Porque devemos deixar de detestar o Monopólio? Podem ver uma opinião AQUI.
 

 

Designer Kelsey Domeny explains why gamers should stop hating on Monopoly:
I think we gamers and game designers can jump too quickly to scoffing at mainstream games. But we owe a lot to them. Monopoly really is a bridge from the world of no games to the world of hobby games. If we are to grow our industry, we must be willing to sit down with people who love Monopoly and enjoy a game of Monopoly with them. When we start where they are comfortable and show them we can have fun on their turf, they will be more likely to try our "gateway games" and enter into the world of clever design and cool mechanics.

Existe depois um utilizador que fez um comentário que também me pareceu interessante:
 
Monopoly as a game was a trendsetter 80 years ago that no one quite saw.

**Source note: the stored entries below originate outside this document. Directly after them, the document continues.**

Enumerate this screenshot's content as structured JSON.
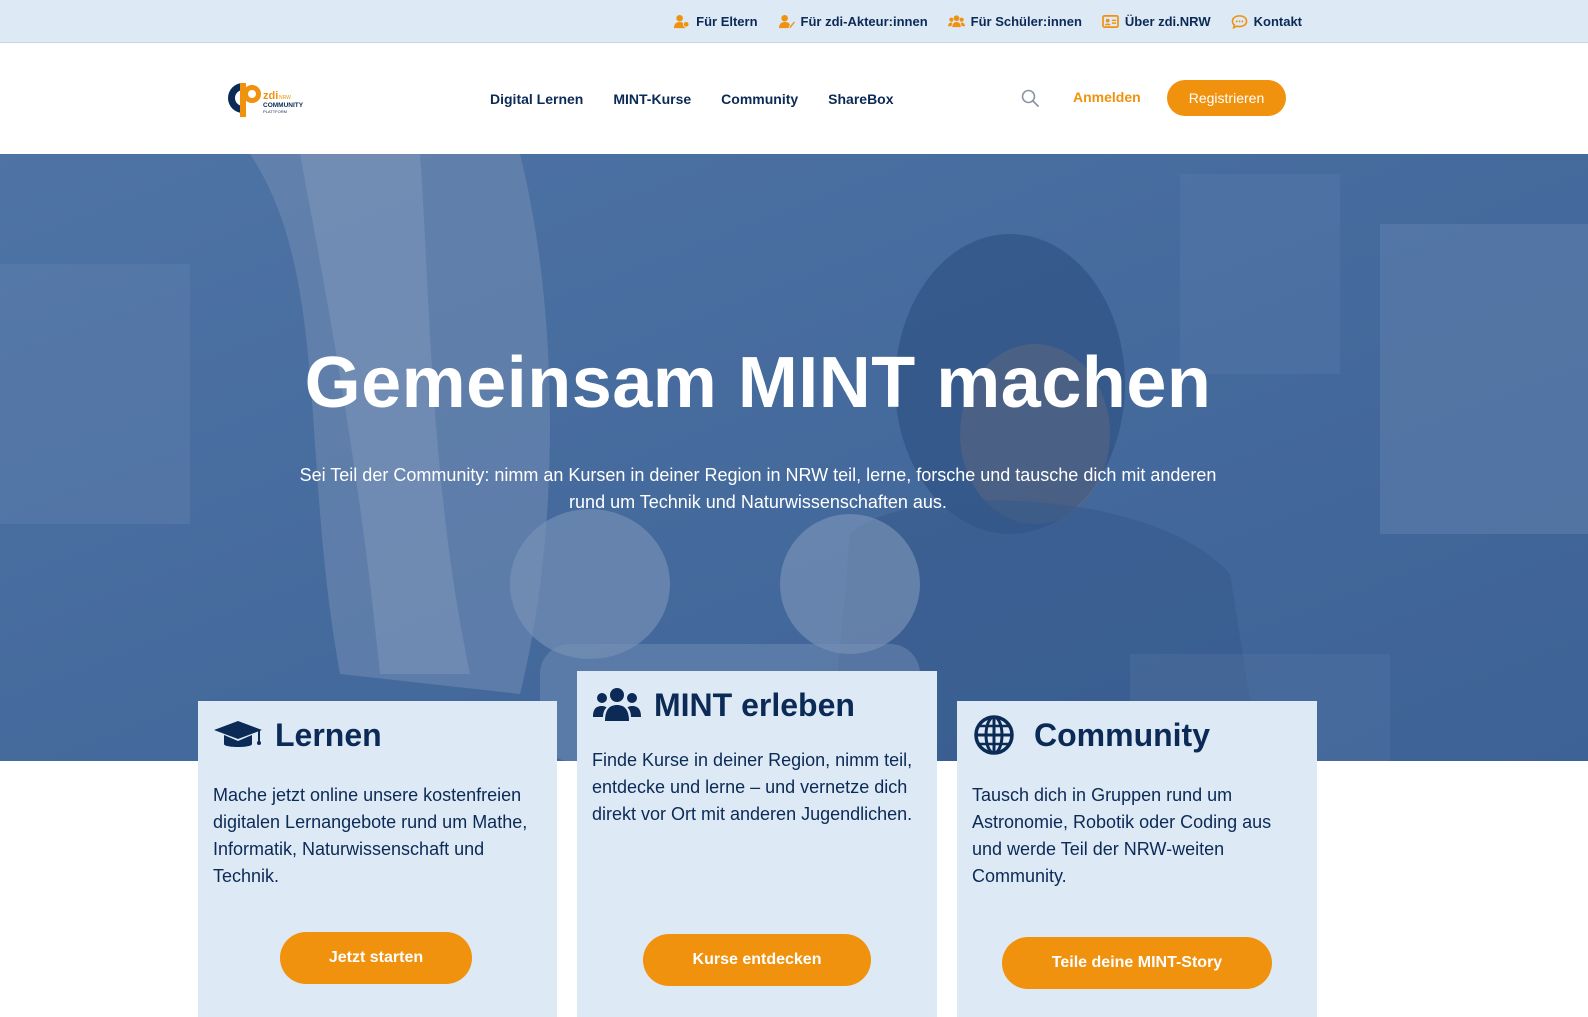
{
  "topbar": {
    "links": [
      {
        "label": "Für Eltern",
        "icon": "parent-icon"
      },
      {
        "label": "Für zdi-Akteur:innen",
        "icon": "user-edit-icon"
      },
      {
        "label": "Für Schüler:innen",
        "icon": "users-icon"
      },
      {
        "label": "Über zdi.NRW",
        "icon": "id-card-icon"
      },
      {
        "label": "Kontakt",
        "icon": "chat-icon"
      }
    ]
  },
  "header": {
    "logo": {
      "brand": "zdi",
      "region": "NRW",
      "line1": "COMMUNITY",
      "line2": "PLATTFORM"
    },
    "nav": [
      "Digital Lernen",
      "MINT-Kurse",
      "Community",
      "ShareBox"
    ],
    "login_label": "Anmelden",
    "register_label": "Registrieren"
  },
  "hero": {
    "title": "Gemeinsam MINT machen",
    "subtitle": "Sei Teil der Community: nimm an Kursen in deiner Region in NRW teil, lerne, forsche und tausche dich mit anderen rund um Technik und Naturwissenschaften aus."
  },
  "cards": [
    {
      "icon": "graduation-cap-icon",
      "title": "Lernen",
      "text": "Mache jetzt online unsere kostenfreien digitalen Lernangebote rund um Mathe, Informatik, Naturwissenschaft und Technik.",
      "button": "Jetzt starten"
    },
    {
      "icon": "users-group-icon",
      "title": "MINT erleben",
      "text": "Finde Kurse in deiner Region, nimm teil, entdecke und lerne – und vernetze dich direkt vor Ort mit anderen Jugendlichen.",
      "button": "Kurse entdecken"
    },
    {
      "icon": "globe-icon",
      "title": "Community",
      "text": "Tausch dich in Gruppen rund um Astronomie, Robotik oder Coding aus und werde Teil der NRW-weiten Community.",
      "button": "Teile deine MINT-Story"
    }
  ],
  "colors": {
    "accent": "#f0920e",
    "navy": "#0b2a55",
    "light_blue": "#dde9f5"
  }
}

Monopoly introduced "auctions"
Monopoly introduced "trading"
Monopoly introduced "player elimination"
Monopoly introduced "theme"

Most games prior to Monopoly had very little, let alone all, of these components. Who can argue that Monopoly isn't a more unique, different, and innovative design than say, Go, Mancala, or Chess?

I think people despise what they don't understand. Monopoly, taken at its core, was the most innovative design of the 20th Century when it was created - it should be treated with respect, rather than derision.

Now, Monopoly deserves derision and hatred for other reasons, most notably because Hasbro has diluted the brand. It also deserves ridicule because of the number of house rules that have been introduced to the game over the years. Honestly, do you think people would like Chess if it included a "house rule" whereby, for example, after you lose four pawns, you can re-introduce any previously captured piece to the board? If that were possible, people would hate Chess, too.

Stop the hate on Monopoly - especially if it can be seen as a compromise to get others into the hobby. No point in making boardgaming a "hobby for snobs".